Новогодняя ночь в диспансере
8 марта 2026, 00:00Пуэнте-Вьехо. Канун Нового года, 1920-е.
За окном медицинского диспансера было пусто и темно.
Декабрьская ночь плотно обступила маленькое здание в центре городка, прижимаясь к стёклам сырым, тяжёлым воздухом. Фонарь напротив, на краю площади, горел ровно и неподвижно — ветра не было. Только тишина, такая густая, что казалось, её можно потрогать руками.
Площадь спала. Булыжник блестел от ночной влаги, ставни в бакалейной лавке были наглухо заколочены, в фонтане у стены отражался одинокий фонарь. Ни огней в окнах вокруг — здесь были только административные здания да пара складов. К этому часу даже сторож в ратуше на другой стороне площади, наверное, уже дремал.
Лукас Молинер сидел за рабочим столом и смотрел на дверь.
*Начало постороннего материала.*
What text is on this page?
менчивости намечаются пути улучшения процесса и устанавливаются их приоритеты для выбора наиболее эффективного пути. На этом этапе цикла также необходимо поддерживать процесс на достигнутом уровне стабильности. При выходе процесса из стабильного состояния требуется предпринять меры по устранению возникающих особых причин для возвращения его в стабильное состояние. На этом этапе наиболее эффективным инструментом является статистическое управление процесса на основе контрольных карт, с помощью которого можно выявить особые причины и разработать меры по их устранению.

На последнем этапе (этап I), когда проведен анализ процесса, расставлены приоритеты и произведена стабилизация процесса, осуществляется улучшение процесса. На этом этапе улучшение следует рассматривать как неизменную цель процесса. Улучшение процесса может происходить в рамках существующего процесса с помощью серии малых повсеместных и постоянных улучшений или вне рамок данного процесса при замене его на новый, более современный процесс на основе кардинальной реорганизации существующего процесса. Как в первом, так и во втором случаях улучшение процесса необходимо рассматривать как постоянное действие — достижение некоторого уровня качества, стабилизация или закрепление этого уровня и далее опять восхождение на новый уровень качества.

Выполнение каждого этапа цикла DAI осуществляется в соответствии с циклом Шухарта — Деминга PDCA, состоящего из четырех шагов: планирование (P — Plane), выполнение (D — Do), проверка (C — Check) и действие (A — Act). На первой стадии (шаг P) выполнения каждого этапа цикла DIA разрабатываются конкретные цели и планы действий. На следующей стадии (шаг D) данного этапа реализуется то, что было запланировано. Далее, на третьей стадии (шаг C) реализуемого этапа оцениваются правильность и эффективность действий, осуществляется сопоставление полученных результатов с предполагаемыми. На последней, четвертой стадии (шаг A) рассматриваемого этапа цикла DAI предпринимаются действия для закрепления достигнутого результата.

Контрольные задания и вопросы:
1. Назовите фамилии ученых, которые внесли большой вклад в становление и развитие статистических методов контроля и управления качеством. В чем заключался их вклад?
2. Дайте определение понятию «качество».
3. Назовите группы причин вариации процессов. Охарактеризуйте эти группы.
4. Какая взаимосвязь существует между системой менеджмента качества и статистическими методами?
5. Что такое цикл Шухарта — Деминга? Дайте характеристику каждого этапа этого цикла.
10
Керосинка горела неярко, желтоватым тёплым светом, выхватывая из темноты стопку медицинских карт, чернильницу с остатками чернил, потёртую ручку, которую он машинально крутил в пальцах, даже не замечая этого. Стеклянный шкаф у стены тускло поблёскивал рядами колб и банок — за стеклом стояли снадобья, инструменты, хирургические зажимы, ряды пузырьков с порошками, перетянутые пергаментом. На некоторых — этикетки, написанные его собственной рукой: «от кашля», «для примочек», «микстура успокоительная». На нижней полке — стопка чистых бинтов, коробка с хирургическим шёлком, стеклянные трубки, которые он использовал редко, но держал на всякий случай.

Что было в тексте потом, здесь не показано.